In my humble opinion, The 1984 CR500 had terrible ergonomics.  The stock bars were far too low, and standing on this beast was extremely uncomfortable. Taller bars and bar risers were necessary.  These Aluminum triple clamps and 2” risers should do the trick!  Twinwall Bars and Cycra Pro-Bends were added as well.  



Starting to resemble a motorbike!



The stock pegs were skinny, so I welded on some WC peg wideners. 

 


 Long hours in the shop were starting to take it’s toll on some of the "bike builders," and what we needed was some good ole fashion hockey games and booze to break up the monotony.  “Weird,” the team A-hole, likes to dress up in hockey attire and drink his tequila with pickle juice…?  

I guess that’s how they do it in Minnesota…






Clarke Manufacturing came on board with an extremely generous sponsorship.  A 3.5 gallon fuel tank should help in getting us to LaPaz.








Baja Designs also came through with a generous sponsorship as well…  A 1.5 gallon side panel fueltank (Made for a KTM), and a lith-ion powered HID (capable of powering the HID for 3.5 hours).   






Unlike the SCORE “Baja 1000”, the NORRA “Mexican 1000” is broken up into 3 consecutive days.  If you keep a good pace, you should always finish during daylight hours.  But Baja has a nasty way of ruining your perfectly laid out race plan - so we thought it was a good idea to add a race light. 
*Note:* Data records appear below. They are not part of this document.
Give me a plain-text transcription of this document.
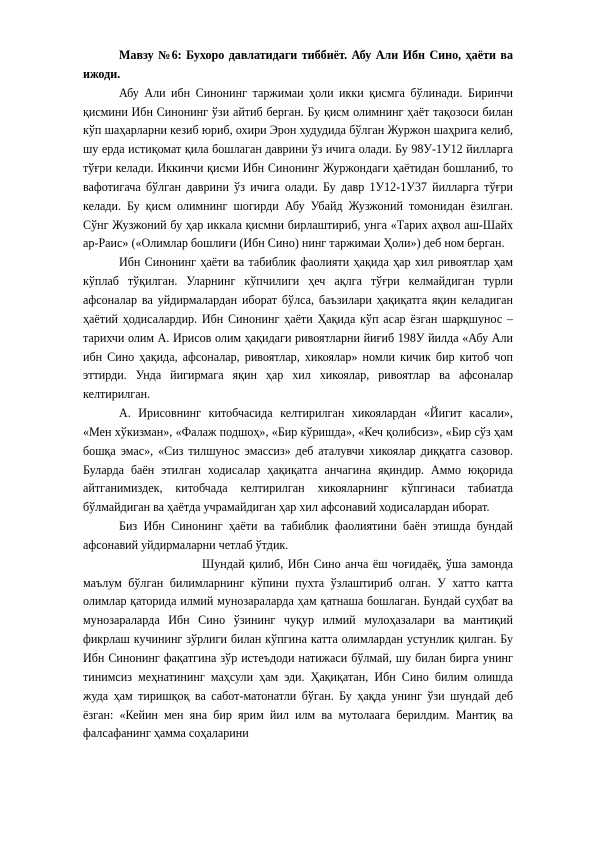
Мавзу №6: Бухоро давлатидаги тиббиёт. Абу Али Ибн Сино, ҳаёти ва ижоди.

Абу Али ибн Синонинг таржимаи ҳоли икки қисмга бўлинади. Биринчи қисмини Ибн Синонинг ўзи айтиб берган. Бу қисм олимнинг ҳаёт тақозоси билан кўп шаҳарларни кезиб юриб, охири Эрон худудида бўлган Журжон шаҳрига келиб, шу ерда истиқомат қила бошлаган даврини ўз ичига олади. Бу 98У-1У12 йилларга тўғри келади. Иккинчи қисми Ибн Синонинг Журжондаги ҳаётидан бошланиб, то вафотигача бўлган даврини ўз ичига олади. Бу давр 1У12-1У37 йилларга тўғри келади. Бу қисм олимнинг шогирди Абу Убайд Жузжоний томонидан ёзилган. Сўнг Жузжоний бу ҳар иккала қисмни бирлаштириб, унга «Тарих аҳвол аш-Шайх ар-Раис» («Олимлар бошлиғи (Ибн Сино) нинг таржимаи Ҳоли») деб ном берган.

Ибн Синонинг ҳаёти ва табиблик фаолияти ҳақида ҳар хил ривоятлар ҳам кўплаб тўқилган. Уларнинг кўпчилиги ҳеч ақлга тўғри келмайдиган турли афсоналар ва уйдирмалардан иборат бўлса, баъзилари ҳақиқатга яқин келадиган ҳаётий ҳодисалардир. Ибн Синонинг ҳаёти Ҳақида кўп асар ёзган шарқшунос – тарихчи олим А. Ирисов олим ҳақидаги ривоятларни йиғиб 198У йилда «Абу Али ибн Сино ҳақида, афсоналар, ривоятлар, хикоялар» номли кичик бир китоб чоп эттирди. Унда йигирмага яқин ҳар хил хикоялар, ривоятлар ва афсоналар келтирилган.

А. Ирисовнинг китобчасида келтирилган хикоялардан «Йигит касали», «Мен хўкизман», «Фалаж подшоҳ», «Бир кўришда», «Кеч қолибсиз», «Бир сўз ҳам бошқа эмас», «Сиз тилшунос эмассиз» деб аталувчи хикоялар диққатга сазовор. Буларда баён этилган ходисалар ҳақиқатга анчагина яқиндир. Аммо юқорида айтганимиздек, китобчада келтирилган хикояларнинг кўпгинаси табиатда бўлмайдиган ва ҳаётда учрамайдиган ҳар хил афсонавий ходисалардан иборат.

Биз Ибн Синонинг ҳаёти ва табиблик фаолиятини баён этишда бундай афсонавий уйдирмаларни четлаб ўтдик.

Шундай қилиб, Ибн Сино анча ёш чоғидаёқ, ўша замонда маълум бўлган билимларнинг кўпини пухта ўзлаштириб олган. У хатто катта олимлар қаторида илмий мунозараларда ҳам қатнаша бошлаган. Бундай суҳбат ва мунозараларда Ибн Сино ўзининг чуқур илмий мулоҳазалари ва мантиқий фикрлаш кучининг зўрлиги билан кўпгина катта олимлардан устунлик қилган. Бу Ибн Синонинг фақатгина зўр истеъдоди натижаси бўлмай, шу билан бирга унинг тинимсиз меҳнатининг маҳсули ҳам эди. Ҳақиқатан, Ибн Сино билим олишда жуда ҳам тиришқоқ ва сабот-матонатли бўган. Бу ҳақда унинг ўзи шундай деб ёзган: «Кейин мен яна бир ярим йил илм ва мутолаага берилдим. Мантиқ ва фалсафанинг ҳамма соҳаларини
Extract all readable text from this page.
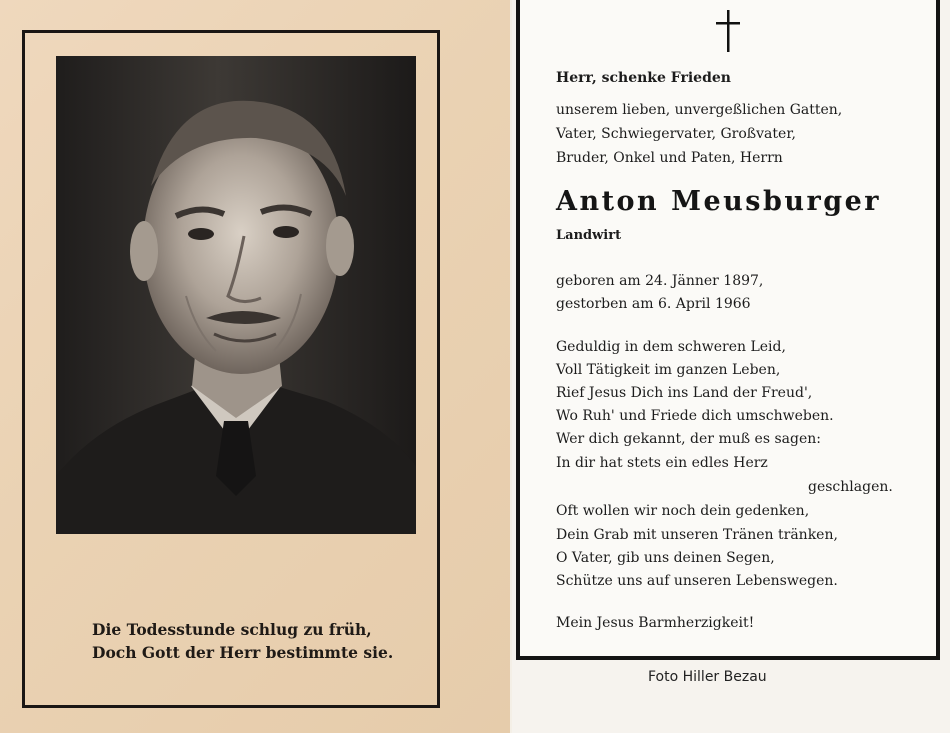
Die Todesstunde schlug zu früh,
Doch Gott der Herr bestimmte sie.
Herr, schenke Frieden
unserem lieben, unvergeßlichen Gatten,
Vater, Schwiegervater, Großvater,
Bruder, Onkel und Paten, Herrn
Anton Meusburger
Landwirt
geboren am 24. Jänner 1897,
gestorben am 6. April 1966
Geduldig in dem schweren Leid,
Voll Tätigkeit im ganzen Leben,
Rief Jesus Dich ins Land der Freud',
Wo Ruh' und Friede dich umschweben.
Wer dich gekannt, der muß es sagen:
In dir hat stets ein edles Herz
geschlagen.
Oft wollen wir noch dein gedenken,
Dein Grab mit unseren Tränen tränken,
O Vater, gib uns deinen Segen,
Schütze uns auf unseren Lebenswegen.
Mein Jesus Barmherzigkeit!
Foto Hiller Bezau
Here’s a closer look at how we made the KTM side panel fuel tank work on the CR5. The 1.5 gal Baja Designs Side Panel Tank has three mounting points.  This picture shows the double sheer mount was added to the top of the subframe





The tank also came with a mounting bracket for the KTM – we decided use this bracket, and lined  up with the seat bolt on the Honda…  Nice custom fit!


Lucky for us, the 3rd mounting point happened to fall right on the subframe – all that was needed was a small tube welded to the lower section of the subframe.